Na liturgia deste 8º Domingo do Tempo Comum, na primeira leitura retirada do Livro do Eclesiástico, podemos destacar dois pontos: “O fruto demonstra como é cultivada a árvore” e “assim a palavra revela o sentimento do homem.” (Eclo 27, 6-7).
Muitas vezes, nos preocupamos em julgar os outros sem perceber as nossas próprias falhas, como Jesus nos alerta na parábola do cisco e da trave.

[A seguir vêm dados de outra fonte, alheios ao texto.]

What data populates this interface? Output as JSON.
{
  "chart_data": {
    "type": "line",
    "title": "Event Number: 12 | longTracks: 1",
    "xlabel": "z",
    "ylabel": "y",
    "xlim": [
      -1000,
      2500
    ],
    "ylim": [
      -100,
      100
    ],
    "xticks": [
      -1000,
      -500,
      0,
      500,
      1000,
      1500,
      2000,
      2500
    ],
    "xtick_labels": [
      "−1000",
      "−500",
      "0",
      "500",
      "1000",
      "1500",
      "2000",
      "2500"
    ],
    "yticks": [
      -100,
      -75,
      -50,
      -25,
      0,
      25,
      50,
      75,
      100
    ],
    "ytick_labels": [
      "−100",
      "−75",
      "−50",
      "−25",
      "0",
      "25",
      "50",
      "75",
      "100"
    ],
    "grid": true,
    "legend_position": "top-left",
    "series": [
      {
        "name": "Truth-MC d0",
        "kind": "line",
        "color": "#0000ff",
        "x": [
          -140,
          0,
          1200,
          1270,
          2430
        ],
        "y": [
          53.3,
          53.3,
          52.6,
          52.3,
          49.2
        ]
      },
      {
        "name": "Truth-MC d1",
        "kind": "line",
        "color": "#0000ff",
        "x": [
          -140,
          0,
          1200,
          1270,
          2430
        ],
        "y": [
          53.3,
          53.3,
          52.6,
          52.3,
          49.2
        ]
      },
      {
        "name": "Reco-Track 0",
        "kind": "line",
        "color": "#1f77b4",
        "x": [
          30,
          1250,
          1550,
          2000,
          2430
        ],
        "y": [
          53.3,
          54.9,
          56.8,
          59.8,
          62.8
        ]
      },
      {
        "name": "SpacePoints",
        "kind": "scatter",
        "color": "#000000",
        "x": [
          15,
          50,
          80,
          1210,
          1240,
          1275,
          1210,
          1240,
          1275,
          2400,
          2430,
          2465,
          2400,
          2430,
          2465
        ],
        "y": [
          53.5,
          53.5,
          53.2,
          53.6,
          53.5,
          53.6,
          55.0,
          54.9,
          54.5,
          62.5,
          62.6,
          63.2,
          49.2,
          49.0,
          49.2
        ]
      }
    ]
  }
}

É um convite à humildade e à conversão pessoal.
São Paulo, na segunda leitura, recorda a cada um de nós que nossa verdadeira vitória está em Cristo, que venceu a morte e nos dá forças para sermos perseverantes no caminho do bem.

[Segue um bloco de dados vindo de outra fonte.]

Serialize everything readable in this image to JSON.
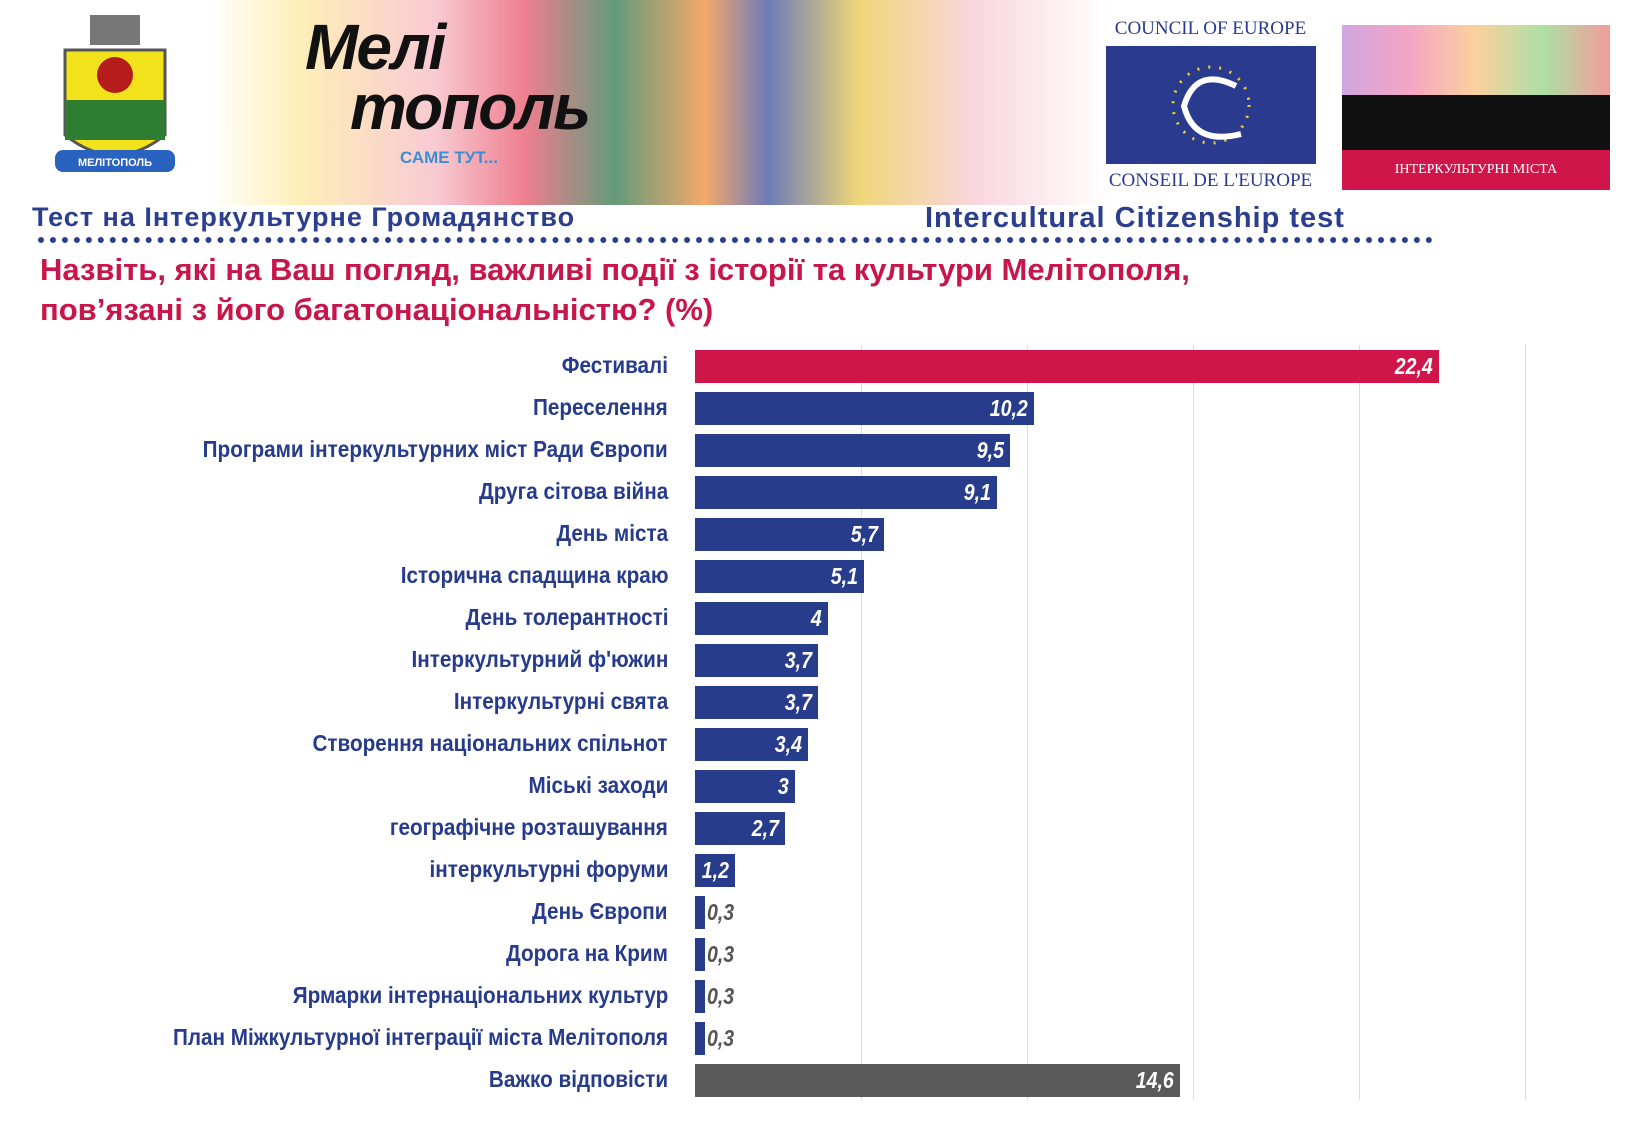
{
  "header": {
    "coat_label": "МЕЛІТОПОЛЬ",
    "logo_line1": "Мелі",
    "logo_line2": "тополь",
    "logo_slogan": "САМЕ ТУТ...",
    "coe_top": "COUNCIL OF EUROPE",
    "coe_bottom": "CONSEIL DE L'EUROPE",
    "icc_label": "ІНТЕРКУЛЬТУРНІ МІСТА",
    "subtitle_ua": "Тест на Інтеркультурне Громадянство",
    "subtitle_en": "Intercultural Citizenship test"
  },
  "chart_data": {
    "type": "bar",
    "orientation": "horizontal",
    "title_line1": "Назвіть, які на Ваш погляд, важливі події з історії та культури Мелітополя,",
    "title_line2": "пов’язані з його багатонаціональністю? (%)",
    "categories": [
      "Фестивалі",
      "Переселення",
      "Програми інтеркультурних міст Ради Європи",
      "Друга сітова війна",
      "День міста",
      "Історична спадщина краю",
      "День толерантності",
      "Інтеркультурний ф'южин",
      "Інтеркультурні свята",
      "Створення національних спільнот",
      "Міські заходи",
      "географічне розташування",
      "інтеркультурні форуми",
      "День Європи",
      "Дорога на Крим",
      "Ярмарки інтернаціональних культур",
      "План Міжкультурної інтеграції міста Мелітополя",
      "Важко відповісти"
    ],
    "values": [
      22.4,
      10.2,
      9.5,
      9.1,
      5.7,
      5.1,
      4,
      3.7,
      3.7,
      3.4,
      3,
      2.7,
      1.2,
      0.3,
      0.3,
      0.3,
      0.3,
      14.6
    ],
    "value_labels": [
      "22,4",
      "10,2",
      "9,5",
      "9,1",
      "5,7",
      "5,1",
      "4",
      "3,7",
      "3,7",
      "3,4",
      "3",
      "2,7",
      "1,2",
      "0,3",
      "0,3",
      "0,3",
      "0,3",
      "14,6"
    ],
    "colors": {
      "highlight": "#d0154a",
      "default": "#283c8c",
      "other": "#5a5a5a"
    },
    "xlim": [
      0,
      25
    ],
    "grid": true
  }
}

“Mostrai-vos firmes e inabaláveis, progredindo sempre na obra do Senhor, sabendo que vossa fadiga não é vã no Senhor.” (1Cor 15,58).

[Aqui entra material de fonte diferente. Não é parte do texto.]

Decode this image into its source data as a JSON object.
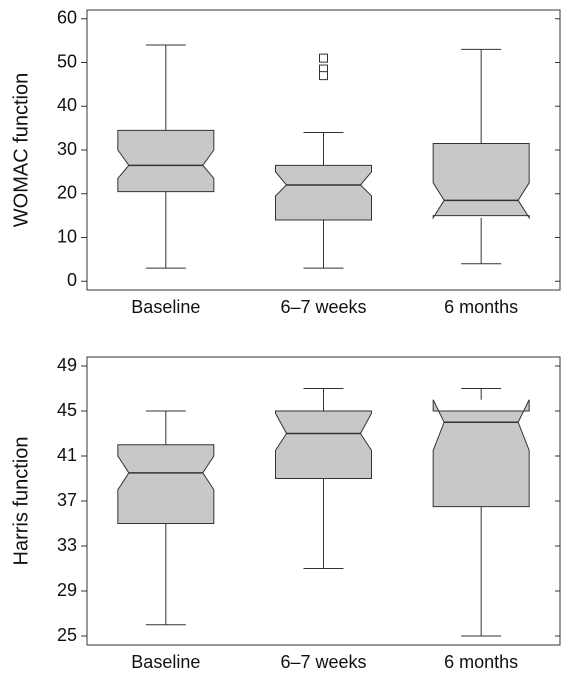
{
  "chart_data": [
    {
      "type": "box",
      "ylabel": "WOMAC function",
      "categories": [
        "Baseline",
        "6–7 weeks",
        "6 months"
      ],
      "whisker_low": [
        3,
        3,
        4
      ],
      "q1": [
        20.5,
        14,
        15
      ],
      "median": [
        26.5,
        22,
        18.5
      ],
      "q3": [
        34.5,
        26.5,
        31.5
      ],
      "whisker_high": [
        54,
        34,
        53
      ],
      "notch_low": [
        23.5,
        19.5,
        14.5
      ],
      "notch_high": [
        30,
        25,
        22.5
      ],
      "outliers": [
        [],
        [
          51,
          48.5,
          47
        ],
        []
      ],
      "ylim": [
        -2,
        62
      ],
      "yticks": [
        0,
        10,
        20,
        30,
        40,
        50,
        60
      ],
      "color": "#c8c8c8"
    },
    {
      "type": "box",
      "ylabel": "Harris function",
      "categories": [
        "Baseline",
        "6–7 weeks",
        "6 months"
      ],
      "whisker_low": [
        26,
        31,
        25
      ],
      "q1": [
        35,
        39,
        36.5
      ],
      "median": [
        39.5,
        43,
        44
      ],
      "q3": [
        42,
        45,
        45
      ],
      "whisker_high": [
        45,
        47,
        47
      ],
      "notch_low": [
        38,
        41.5,
        41.5
      ],
      "notch_high": [
        41,
        44.8,
        46
      ],
      "outliers": [
        [],
        [],
        []
      ],
      "ylim": [
        24.2,
        49.8
      ],
      "yticks": [
        25,
        29,
        33,
        37,
        41,
        45,
        49
      ],
      "color": "#c8c8c8"
    }
  ]
}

Nossa caminhada de fé deve ser marcada pelo esforço contínuo de nos tornarmos cada vez mais semelhantes a Cristo, se desejamos segui-Lo.
No Evangelho deste domingo, Jesus ensina sobre a coerência entre o que está em nosso coração e aquilo que expressamos por meio de nossas palavras e ações.
“Pois a boca fala daquilo de que o coração está cheio” (Lc 6,45)
Ou seja, nossas atitudes são reflexo do nosso interior. Assim, somos chamados a cultivar um coração cheio de Deus, para que nossos frutos sejam igualmente bons.
O Papa Francisco alerta sobre a importância de uma vida coerente, de sermos pessoas que se preocupam em viver retamente, capazes de reconhecer nossas falhas e não caluniar ou julgar os demais.
“Falar mal dos outros. Fofocar é uma coisa feia, uma coisa muito feia. E as pessoas que fofocam são pessoas que perdem sua dignidade, porque estão no negócio de sujar os outros. Caluniar é sujar os outros […] ‘eu não sei como não fazer fofoca porque me vem’ […] Mas eu tenho um remédio muito bom, sabem? Mordam a língua, sabem? E então vocês não vão fofocar”, disse o Santo Padre.
A partir disso podemos concluir também que não basta conhecer o Evangelho ou falar palavras bonitas; é preciso viver segundo os ensinamentos de Jesus e permitir que Seu amor transforme nosso coração.
Que possamos, portanto, pedir ao Senhor que purifique nosso interior, para que nossas palavras e ações sejam reflexo da Sua graça.